Io resto seduto dietro di lei e riesco contemporaneamente ad avere nel mio raggio visivo sia lei con le sue curve mozzafiato che la televisione a cui presto poca attenzione.
«Quindi dovrei mettere un film strappalacrime?»
«I film d'amore non sono strappalacrime, sono emozionanti. Spettacolari.»
«Vomito!»

Si gira verso di me e mi incenerisce con lo sguardo.
«Cosa vorresti vedere tu? Sentiamo.»
«Un poliziesco.»
Inarca un sopracciglio.
«Sul serio?»
Annuisco entusiasta.
«Cioè tu fai il poliziotto e quella volta che sei libero da ladri, assassini e pistole vuoi vedere un poliziesco?»
Annuisco ancora sorridendo.
«Certo che sei strano eh.» Ride.
«Vivo del mio lavoro ventiquattro ore al giorno.»
«Ho notato. Dai ti accontento, metti questo film.»

È mezz'ora che il film è partito e Chiara è così applicata che sembra quasi non ci sia tranne per le troppe domande che pone su ogni cosa che accade.
«Perché lo ha sparato? Sono sicuri sia lui il colpevole? Perché il poliziotto non ha la pistola? Perché non spara?»
E io, con tanta pazienza, devo rispondere a tutte le domande.

Fortunatamente conosco tutto il film a memoria, non è la prima volta che lo vedo, altrimenti non potrei rispondere alle sue domande perché la mia attenzione è rivolta tutta a lei.
A come muove i piedi quasi come se stesse tenendo il ritmo di qualche canzone, di come cambia braccio per appoggiare la testa, di come tortura i suoi meravigliosi capelli quando è troppo presa dalle scene.

Sono talmente immerso nei miei pensieri che non mi accorgo che mi sta chiamando.
«Cosa c'è?»
«Non rispondi al telefono?»
Il telefono? Quale telefono?
«Ti sta squillando il telefono.» Ripete.
Mi alzo e lo prendo dalla mensola.
«Pronto?»
«Benassi.»
«Commissario, cosa succede?»
«Ho bisogno di te, abbiamo un arresto da fare.

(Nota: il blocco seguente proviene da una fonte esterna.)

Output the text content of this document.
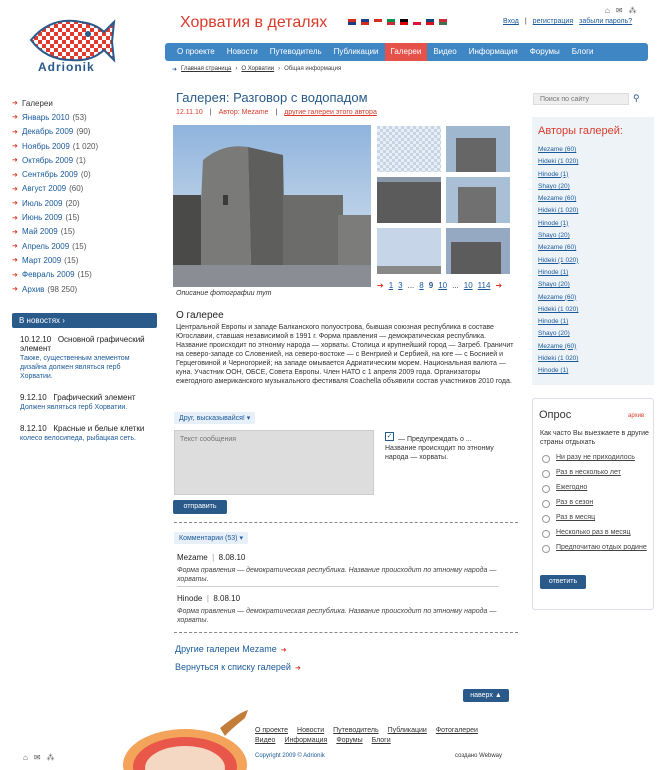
Adrionik
Хорватия в деталях	Вход | регистрация забыли пароль?
⌂ ✉ ⁂
О проекте	Новости	Путеводитель	Публикации	Галереи	Видео	Информация	Форумы	Блоги
➜ Главная страница › О Хорватии › Общая информация
➜ Галереи
➜ Январь 2010 (53)
➜ Декабрь 2009 (90)
➜ Ноябрь 2009 (1 020)
➜ Октябрь 2009 (1)
➜ Сентябрь 2009 (0)
➜ Август 2009 (60)
➜ Июль 2009 (20)
➜ Июнь 2009 (15)
➜ Май 2009 (15)
➜ Апрель 2009 (15)
➜ Март 2009 (15)
➜ Февраль 2009 (15)
➜ Архив (98 250)
В новостях ›
10.12.10 Основной графический элемент
Также, существенным элементом дизайна должен являться герб Хорватии.
9.12.10 Графический элемент
Должен являться герб Хорватии.
8.12.10 Красные и белые клетки
колесо велосипеда, рыбацкая сеть.
Галерея: Разговор с водопадом
12.11.10 | Автор: Mezame | другие галереи этого автора
Описание фотографии тут
➜ 1 3 ... 8 9 10 ... 10 114 ➜
О галерее
Центральной Европы и западе Балканского полуострова, бывшая союзная республика в составе Югославии, ставшая независимой в 1991 г. Форма правления — демократическая республика. Название происходит по этнонму народа — хорваты. Столица и крупнейший город — Загреб. Граничит на северо-западе со Словенией, на северо-востоке — с Венгрией и Сербией, на юге — с Боснией и Герцеговиной и Черногорией; на западе омывается Адриатическим морем. Национальная валюта — куна. Участник ООН, ОБСЕ, Совета Европы. Член НАТО с 1 апреля 2009 года. Организаторы ежегодного американского музыкального фестиваля Coachella объявили состав участников 2010 года.
Друг, высказывайся! ▾
Текст сообщения
— Предупреждать о ... Название происходит по этнонму народа — хорваты.
✓
отправить
Комментарии (53) ▾
Mezame | 8.08.10
Форма правления — демократическая республика. Название происходит по этнонму народа — хорваты.
Hinode | 8.08.10
Форма правления — демократическая республика. Название происходит по этнонму народа — хорваты.
Другие галереи Mezame ➜
Вернуться к списку галерей ➜
наверх ▲
Поиск по сайту
⚲
Авторы галерей:
Mezame (60)
Hideki (1 020)
Hinode (1)
Shayo (20)
Mezame (60)
Hideki (1 020)
Hinode (1)
Shayo (20)
Mezame (60)
Hideki (1 020)
Hinode (1)
Shayo (20)
Mezame (60)
Hideki (1 020)
Hinode (1)
Shayo (20)
Mezame (60)
Hideki (1 020)
Hinode (1)
Опрос	архив
Как часто Вы выезжаете в другие страны отдыхать
Ни разу не приходилось
Раз в несколько лет
Ежегодно
Раз в сезон
Раз в месяц
Несколько раз в месяц
Предпочитаю отдых родине
ответить
О проекте Новости Путеводитель Публикации Фотогалереи
Видео Информация Форумы Блоги
Copyright 2009 © Adrionik	создано Webway
⌂ ✉ ⁂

Quanto tempo credi ci vorrà per arrivare qui?»
«Pochi minuti.»
«Allora veloce!»
«Comandi.»

Inizio a camminare velocemente per la casa, prendo la divisa e la indosso senza curarmi di Chiara.
«Che succede?» Mi chiede quest'ultima.
«Devo correre in centrale, abbiamo un arresto da fare e non so altro se non che devo sbrigarmi.»

Indosso il pantalone, infilo velocemente la camicia e provo ad abbottonarla ma sembra quasi che sia troppo impacciato.
Chiara mi viene in soccorso abbottonando lei bottone per bottone e anche velocemente.
«Wow, sei veloce.»
Annuisce sorridendo poi mi passa la giacca.

Prendo la pistola dalla cassaforte dietro il quadro sul divano e comincio a montarla e mi accorgo dello sguardo impaurito di Chiara.
«Tranquilla, è bloccata. Non partirebbe un colpo nemmeno se premessi il grilletto.» Le sorrido. «Tu mi aspetti qui? Credo ci impiegherò meno di un paio d'ore.»
Indosso gli anfibi.
«Posso anche andare via...»
«No, resta pure.»
Annuisce e mi squadra da capo a piedi.

Mi avvicino, le do un bacio sulla fronte e vado verso la porta.
«Fa' come se fossi a casa tua! Sei libera di fare quello che vuoi!»
«Grazie.»
«Ci vediamo dopo.»
«Stai attento Giulio.»
Annuisco ed esco di casa per poi correre per le scale e arrivare all'auto.
Sfreccio veloce per arrivare quanto prima in centrale.